Round this dish out with some mixed greens, a loaf of bread and a bottle of Pinot Grigio and you have yourself a perfect dinner!

Makes 4-6 servings

  • 2 lbs shrimp = 900 g de crevettes
  • 1 onion, unpeeled and quartered = 1 oignon, non pelé et coupé en quatre
  • 1 clove garlic, unpeeled and crushed = 1 gousse d'ail, non pelée et écrasée
  • 1 rib celery, cut in half = 1 branche de céléri, coupée en deux
  • 2 or 3 tablespoons butter = 30 à 40 g de beurre
  • 2 green onions, chopped = 2 oignons verts, émincés
  • 4 cloves garlic, minced = 4 gousses d'ail, émincées
  • ½ teaspoon salt = ½ cuillère à café de sel
  • ½ teaspoon white pepper = ½ cuillère à café de poivre blanc
  • ½ teaspoon cayenne pepper = ½ cuillère à café de piment de cayenne
  • ½ teaspoon onion powder = ½ cuillère à café de poudre d'oignon
  • ½ teaspoon paprika = ½ cuillère à café de paprika
  • ½ teaspoon dry thyme leaves = ½ cuillère à café de thym séché
  • ¼ teaspoon black pepper = ¼ cuillère à café de poivre noir
  • ⅓ cup heavy cream = 80 ml de crème fleurette
  • 1 lb spaghetti = 450 g de spaghetti
  • Freshly grated parmesan cheese (optional) = parmesan râpé (facultatif)

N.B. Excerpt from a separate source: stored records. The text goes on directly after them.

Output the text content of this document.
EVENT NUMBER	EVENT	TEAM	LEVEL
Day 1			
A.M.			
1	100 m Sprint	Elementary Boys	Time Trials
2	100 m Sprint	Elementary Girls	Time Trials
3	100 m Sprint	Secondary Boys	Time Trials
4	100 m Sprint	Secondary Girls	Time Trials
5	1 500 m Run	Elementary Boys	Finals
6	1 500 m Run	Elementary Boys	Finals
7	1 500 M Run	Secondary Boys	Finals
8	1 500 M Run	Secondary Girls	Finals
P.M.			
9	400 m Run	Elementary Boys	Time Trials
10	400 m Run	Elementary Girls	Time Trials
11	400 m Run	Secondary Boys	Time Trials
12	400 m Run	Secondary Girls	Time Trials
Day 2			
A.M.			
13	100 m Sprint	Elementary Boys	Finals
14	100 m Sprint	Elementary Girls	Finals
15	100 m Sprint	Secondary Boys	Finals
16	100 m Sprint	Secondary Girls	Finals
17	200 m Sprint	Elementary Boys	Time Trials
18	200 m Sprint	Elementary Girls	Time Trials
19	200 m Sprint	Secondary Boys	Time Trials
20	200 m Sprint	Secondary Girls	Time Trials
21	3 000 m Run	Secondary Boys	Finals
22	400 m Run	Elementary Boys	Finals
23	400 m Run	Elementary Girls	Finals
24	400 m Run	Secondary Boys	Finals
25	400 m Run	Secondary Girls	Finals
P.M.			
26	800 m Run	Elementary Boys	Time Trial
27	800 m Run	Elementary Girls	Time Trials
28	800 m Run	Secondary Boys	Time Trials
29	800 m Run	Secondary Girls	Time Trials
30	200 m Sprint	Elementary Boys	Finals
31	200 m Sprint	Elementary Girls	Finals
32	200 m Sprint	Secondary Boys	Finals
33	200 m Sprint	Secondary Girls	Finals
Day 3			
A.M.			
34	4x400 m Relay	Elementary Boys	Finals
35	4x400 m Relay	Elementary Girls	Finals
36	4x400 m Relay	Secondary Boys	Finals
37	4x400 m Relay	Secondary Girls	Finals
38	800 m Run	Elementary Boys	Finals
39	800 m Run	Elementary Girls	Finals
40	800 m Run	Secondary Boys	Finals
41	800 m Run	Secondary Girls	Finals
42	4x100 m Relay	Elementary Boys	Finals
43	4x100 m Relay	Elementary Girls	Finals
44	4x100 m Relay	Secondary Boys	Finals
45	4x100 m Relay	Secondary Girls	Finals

To make the stock, peel the shrimp and put the shells in a pan. Cover with water, add onion, garlic and celery. Put on stove and simmer for about 1 hour. Drain and reserve.

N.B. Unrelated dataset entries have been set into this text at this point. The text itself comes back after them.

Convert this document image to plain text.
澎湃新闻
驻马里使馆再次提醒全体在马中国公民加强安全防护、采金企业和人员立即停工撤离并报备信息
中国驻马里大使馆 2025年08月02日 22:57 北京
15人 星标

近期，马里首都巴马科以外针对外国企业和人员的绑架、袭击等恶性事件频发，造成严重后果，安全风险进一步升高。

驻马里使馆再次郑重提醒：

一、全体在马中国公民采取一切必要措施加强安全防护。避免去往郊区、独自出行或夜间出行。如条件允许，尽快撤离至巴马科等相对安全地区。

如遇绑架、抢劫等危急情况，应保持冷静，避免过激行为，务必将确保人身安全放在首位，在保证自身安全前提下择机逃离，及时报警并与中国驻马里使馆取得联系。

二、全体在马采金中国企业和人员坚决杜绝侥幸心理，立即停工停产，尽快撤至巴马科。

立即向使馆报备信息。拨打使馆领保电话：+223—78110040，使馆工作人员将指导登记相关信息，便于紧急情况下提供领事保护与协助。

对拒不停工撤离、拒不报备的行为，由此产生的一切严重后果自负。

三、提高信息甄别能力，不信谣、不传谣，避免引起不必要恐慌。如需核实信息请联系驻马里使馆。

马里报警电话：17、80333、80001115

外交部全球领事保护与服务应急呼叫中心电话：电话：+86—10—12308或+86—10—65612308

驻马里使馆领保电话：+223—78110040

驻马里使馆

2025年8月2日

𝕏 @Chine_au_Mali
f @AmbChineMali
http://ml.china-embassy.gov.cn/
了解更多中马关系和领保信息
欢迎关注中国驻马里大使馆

Cook the spaghetti, drain and keep warm.

Mix salt and spices together in a small bowl. Melt butter in large skillet over medium heat, add green onions, garlic and spice mix. Add shrimp, stir to coat and cook a few minutes, until they turn pink. Add ¼ to ½ cup of shrimp stock + heavy cream, stir gently. Add cooked spaghetti to the skillet and add more stock if needed. Sprinkle with freshly grated parmesan and serve right away. Enjoy!